En 1954 papa est surveillant général dans un institut pour enfants, des garçons uniquement, difficiles, marqués par la guerre, des situations familiales compliquées, un QI pour certains pas tout à fait aux normes, il viennent de la France entière et ne retourne chez eux ou chez leurs parents nourriciers qu’une fois par an. L’insitut est dans un château entouré de forêt à 3 kms du premier village.
Hiver 54, le froid est rude, la neige est tombée d’abondance, le gel s’est mis la-dessus, les routes sont impraticables, les conduites d’eau ont gelées et la bonne nouvelle tombe « Tu ne peux pas aller à l’école » ça c’est du bonheur, maman va bien me faire aller quelques fois suivre les cours des enfants mais la perturbation que cela leur apporte et mon manque d’empressement font que je passe mon temps à courir les bois, à jouer à Davy Crocket tout en me félicitant de ces journées blanches et immobiles.
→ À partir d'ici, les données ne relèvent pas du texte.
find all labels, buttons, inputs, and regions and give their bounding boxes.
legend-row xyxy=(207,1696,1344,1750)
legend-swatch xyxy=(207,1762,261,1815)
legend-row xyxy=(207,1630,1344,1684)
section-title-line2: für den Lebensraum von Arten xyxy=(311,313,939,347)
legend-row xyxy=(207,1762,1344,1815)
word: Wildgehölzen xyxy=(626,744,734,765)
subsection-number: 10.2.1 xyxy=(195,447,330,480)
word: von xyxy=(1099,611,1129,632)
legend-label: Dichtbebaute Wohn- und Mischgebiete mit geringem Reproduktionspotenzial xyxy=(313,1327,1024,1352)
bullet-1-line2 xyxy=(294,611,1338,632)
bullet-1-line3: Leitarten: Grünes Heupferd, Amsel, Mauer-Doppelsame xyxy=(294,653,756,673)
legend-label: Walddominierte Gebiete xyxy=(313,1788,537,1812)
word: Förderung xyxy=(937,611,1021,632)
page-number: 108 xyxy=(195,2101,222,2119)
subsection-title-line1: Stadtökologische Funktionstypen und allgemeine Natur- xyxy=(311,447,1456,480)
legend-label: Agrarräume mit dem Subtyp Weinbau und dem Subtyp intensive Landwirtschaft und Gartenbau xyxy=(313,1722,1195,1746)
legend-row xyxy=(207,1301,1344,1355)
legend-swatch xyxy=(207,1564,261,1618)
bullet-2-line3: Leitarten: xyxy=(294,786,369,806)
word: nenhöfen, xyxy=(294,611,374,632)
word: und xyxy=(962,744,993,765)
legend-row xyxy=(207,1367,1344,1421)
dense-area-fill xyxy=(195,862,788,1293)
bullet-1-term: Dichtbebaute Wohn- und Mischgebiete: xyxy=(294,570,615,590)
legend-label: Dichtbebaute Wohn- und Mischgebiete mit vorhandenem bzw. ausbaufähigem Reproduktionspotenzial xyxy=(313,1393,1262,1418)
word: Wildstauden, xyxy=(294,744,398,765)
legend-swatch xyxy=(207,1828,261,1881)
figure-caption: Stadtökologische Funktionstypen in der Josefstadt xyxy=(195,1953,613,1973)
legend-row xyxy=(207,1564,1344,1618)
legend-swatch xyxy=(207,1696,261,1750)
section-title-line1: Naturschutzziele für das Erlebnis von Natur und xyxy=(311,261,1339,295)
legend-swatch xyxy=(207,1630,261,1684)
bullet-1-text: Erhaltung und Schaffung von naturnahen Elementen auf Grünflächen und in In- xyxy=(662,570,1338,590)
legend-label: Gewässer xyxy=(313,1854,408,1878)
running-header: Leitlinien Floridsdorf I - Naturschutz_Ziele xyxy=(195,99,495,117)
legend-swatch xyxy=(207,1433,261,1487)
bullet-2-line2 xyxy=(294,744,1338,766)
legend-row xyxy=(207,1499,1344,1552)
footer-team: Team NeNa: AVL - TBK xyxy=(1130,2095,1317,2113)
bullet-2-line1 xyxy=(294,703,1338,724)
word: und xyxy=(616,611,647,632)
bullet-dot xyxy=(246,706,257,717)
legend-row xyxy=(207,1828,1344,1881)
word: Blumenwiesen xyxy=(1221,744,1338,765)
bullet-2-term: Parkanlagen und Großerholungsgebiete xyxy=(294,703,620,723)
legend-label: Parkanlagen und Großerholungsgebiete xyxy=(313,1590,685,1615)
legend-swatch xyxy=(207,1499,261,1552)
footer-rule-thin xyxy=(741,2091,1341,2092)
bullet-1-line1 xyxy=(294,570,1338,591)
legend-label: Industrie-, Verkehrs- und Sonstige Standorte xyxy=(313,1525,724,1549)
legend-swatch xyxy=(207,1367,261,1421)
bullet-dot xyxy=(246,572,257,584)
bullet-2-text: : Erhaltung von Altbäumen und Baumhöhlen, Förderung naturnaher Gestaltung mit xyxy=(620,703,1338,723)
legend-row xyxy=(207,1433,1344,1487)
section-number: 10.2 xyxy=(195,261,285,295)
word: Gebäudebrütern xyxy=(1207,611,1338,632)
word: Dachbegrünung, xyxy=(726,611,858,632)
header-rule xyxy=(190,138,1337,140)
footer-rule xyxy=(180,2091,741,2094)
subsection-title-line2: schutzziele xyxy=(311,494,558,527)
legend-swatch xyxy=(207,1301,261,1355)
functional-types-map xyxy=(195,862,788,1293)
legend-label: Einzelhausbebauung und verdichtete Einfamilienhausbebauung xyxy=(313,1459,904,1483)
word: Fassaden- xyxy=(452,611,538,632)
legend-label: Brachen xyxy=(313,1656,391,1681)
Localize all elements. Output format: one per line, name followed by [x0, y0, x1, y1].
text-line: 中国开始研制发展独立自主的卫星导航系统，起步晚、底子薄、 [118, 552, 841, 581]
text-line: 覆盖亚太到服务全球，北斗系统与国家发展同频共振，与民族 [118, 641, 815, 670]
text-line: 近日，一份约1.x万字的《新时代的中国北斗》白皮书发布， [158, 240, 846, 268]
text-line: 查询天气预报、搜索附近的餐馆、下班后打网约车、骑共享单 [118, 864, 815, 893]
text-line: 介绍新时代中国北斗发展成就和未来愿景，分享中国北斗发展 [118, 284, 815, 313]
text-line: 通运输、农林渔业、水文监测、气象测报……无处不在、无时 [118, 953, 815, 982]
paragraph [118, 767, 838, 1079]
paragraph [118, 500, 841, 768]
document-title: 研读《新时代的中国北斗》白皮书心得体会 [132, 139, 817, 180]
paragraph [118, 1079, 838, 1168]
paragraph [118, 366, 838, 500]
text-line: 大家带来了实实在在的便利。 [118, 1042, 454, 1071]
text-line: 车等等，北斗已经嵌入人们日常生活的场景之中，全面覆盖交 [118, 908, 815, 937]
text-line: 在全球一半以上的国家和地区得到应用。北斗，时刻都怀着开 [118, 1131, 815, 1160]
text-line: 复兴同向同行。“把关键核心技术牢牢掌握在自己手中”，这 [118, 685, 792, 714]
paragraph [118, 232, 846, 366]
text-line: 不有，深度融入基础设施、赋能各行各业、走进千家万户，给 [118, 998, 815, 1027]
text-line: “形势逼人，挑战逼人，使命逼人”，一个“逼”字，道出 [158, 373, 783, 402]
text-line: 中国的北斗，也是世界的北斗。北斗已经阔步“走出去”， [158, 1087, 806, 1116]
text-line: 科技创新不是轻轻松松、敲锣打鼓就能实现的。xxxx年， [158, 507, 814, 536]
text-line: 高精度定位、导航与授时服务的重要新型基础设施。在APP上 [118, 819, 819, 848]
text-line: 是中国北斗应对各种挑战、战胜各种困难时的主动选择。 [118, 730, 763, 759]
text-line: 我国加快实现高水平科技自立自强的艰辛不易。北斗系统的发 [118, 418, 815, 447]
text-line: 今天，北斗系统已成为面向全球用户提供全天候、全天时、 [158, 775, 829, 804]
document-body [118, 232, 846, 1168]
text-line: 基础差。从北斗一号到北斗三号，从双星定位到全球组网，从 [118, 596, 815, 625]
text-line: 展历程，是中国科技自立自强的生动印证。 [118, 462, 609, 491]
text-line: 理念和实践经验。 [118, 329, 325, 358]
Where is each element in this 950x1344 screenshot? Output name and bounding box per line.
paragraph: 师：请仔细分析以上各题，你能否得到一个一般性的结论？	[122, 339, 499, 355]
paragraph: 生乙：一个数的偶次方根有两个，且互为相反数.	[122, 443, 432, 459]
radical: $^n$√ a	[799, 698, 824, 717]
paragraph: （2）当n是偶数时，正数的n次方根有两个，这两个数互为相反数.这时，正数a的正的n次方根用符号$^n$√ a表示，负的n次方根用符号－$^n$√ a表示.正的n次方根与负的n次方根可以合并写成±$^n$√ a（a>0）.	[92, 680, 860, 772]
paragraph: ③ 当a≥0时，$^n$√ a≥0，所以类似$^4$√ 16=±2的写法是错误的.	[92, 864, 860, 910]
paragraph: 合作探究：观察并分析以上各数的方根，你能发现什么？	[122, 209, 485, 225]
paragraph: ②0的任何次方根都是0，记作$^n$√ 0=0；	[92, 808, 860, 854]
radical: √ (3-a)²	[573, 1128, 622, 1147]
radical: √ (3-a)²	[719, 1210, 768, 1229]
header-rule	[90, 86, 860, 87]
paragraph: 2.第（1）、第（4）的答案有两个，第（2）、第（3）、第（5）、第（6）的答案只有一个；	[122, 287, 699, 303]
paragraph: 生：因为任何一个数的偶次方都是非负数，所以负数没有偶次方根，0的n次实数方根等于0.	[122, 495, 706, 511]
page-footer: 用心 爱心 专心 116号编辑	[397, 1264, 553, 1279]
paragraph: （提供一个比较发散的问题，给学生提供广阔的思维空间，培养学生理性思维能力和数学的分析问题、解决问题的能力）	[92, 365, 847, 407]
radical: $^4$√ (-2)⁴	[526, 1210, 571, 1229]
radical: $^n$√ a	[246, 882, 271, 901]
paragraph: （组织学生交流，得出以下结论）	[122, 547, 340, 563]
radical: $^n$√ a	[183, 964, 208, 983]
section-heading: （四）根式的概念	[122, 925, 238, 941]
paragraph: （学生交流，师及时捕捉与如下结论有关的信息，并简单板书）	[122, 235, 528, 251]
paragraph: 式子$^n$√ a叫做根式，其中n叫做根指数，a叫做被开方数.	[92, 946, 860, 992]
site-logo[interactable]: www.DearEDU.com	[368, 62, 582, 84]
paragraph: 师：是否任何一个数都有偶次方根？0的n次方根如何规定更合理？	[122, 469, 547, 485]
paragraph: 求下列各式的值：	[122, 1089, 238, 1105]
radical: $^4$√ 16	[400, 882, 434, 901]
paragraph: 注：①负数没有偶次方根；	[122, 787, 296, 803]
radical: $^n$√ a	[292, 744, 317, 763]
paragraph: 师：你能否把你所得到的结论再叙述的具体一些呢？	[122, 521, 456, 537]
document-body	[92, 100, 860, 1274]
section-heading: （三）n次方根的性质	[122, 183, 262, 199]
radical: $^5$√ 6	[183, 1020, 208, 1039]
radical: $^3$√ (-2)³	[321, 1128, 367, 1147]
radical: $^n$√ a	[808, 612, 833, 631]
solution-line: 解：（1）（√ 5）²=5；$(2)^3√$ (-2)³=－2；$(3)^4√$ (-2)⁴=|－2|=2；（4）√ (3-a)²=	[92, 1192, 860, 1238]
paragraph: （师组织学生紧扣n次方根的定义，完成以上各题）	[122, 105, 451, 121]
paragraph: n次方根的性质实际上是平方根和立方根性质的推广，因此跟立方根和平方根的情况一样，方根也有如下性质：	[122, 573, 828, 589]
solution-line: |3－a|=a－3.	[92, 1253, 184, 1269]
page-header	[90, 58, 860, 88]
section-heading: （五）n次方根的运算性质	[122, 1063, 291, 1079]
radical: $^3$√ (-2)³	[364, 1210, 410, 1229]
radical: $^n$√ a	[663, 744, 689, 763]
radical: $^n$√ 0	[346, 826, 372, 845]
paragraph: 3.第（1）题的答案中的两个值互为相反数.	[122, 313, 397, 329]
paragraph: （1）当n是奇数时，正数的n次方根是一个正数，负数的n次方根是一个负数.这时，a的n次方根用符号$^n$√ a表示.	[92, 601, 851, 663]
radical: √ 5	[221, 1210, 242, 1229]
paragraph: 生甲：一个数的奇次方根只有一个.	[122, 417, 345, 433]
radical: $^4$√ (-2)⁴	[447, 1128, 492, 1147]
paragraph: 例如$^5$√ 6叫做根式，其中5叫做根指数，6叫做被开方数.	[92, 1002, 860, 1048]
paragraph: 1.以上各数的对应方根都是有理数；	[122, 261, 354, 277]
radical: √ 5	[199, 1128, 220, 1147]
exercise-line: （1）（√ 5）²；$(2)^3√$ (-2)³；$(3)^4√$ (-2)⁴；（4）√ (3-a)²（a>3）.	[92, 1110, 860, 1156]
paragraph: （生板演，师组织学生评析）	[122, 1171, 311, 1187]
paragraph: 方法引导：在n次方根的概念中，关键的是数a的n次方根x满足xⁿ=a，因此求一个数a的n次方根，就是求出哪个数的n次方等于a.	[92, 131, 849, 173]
Un peu d’excitation certains soirs quand un abbé révolté joue au « Quitte ou double » à la radio, porté par l’enthousiasme de Zappy Max il remporte un gros chèque qu’il va consacrer aux sans abris, car il semblerait qu’à Paris des gens sont morts de froid dans la rue, comment est-ce possible, ils n’avaient donc pas de maison. A dix ans c’est très difficile de comprendre de telles choses.
En attendant je suis bien à la maison, je peux lire tout mon soûl, vagabonder des journées entières, à cette époque un enfant peut disparaître pendant des heures personne ne va déclencher le plan Alerte enlèvement, mais je surveille quand même l’état des chemins, il ne faudrait pas que ça fonde trop vite, pas pressée de retourner à l’école.
Je ne me souviens pas si nous avions déjà la télé, lucarne magique sur le monde, mais je ne me souviens pas non plus m’être ennuyée une seule seconde. Je me souviens par contre des énormes gamelles d’eau que l’on nous apportait à la maison pour pallier aux conduites gelées, cela ne devait pas faciliter les taches ménagères pour Pomponette, je me souviens très bien des longues parties de glissades, d’ailleurs je glisse toujours dans le couloir et dès que les petits tiennent sur leurs jambes je leur apprend ce mode de déplacement, leur tête en me voyant glisser vaut de l’or. Glissades et sauter dans les flaques d’eau il n’y a pas mieux.
Ce matin pas de blanc dans le jardin. Tant mieux, je n’ai plus envie de rester bloquée à la maison.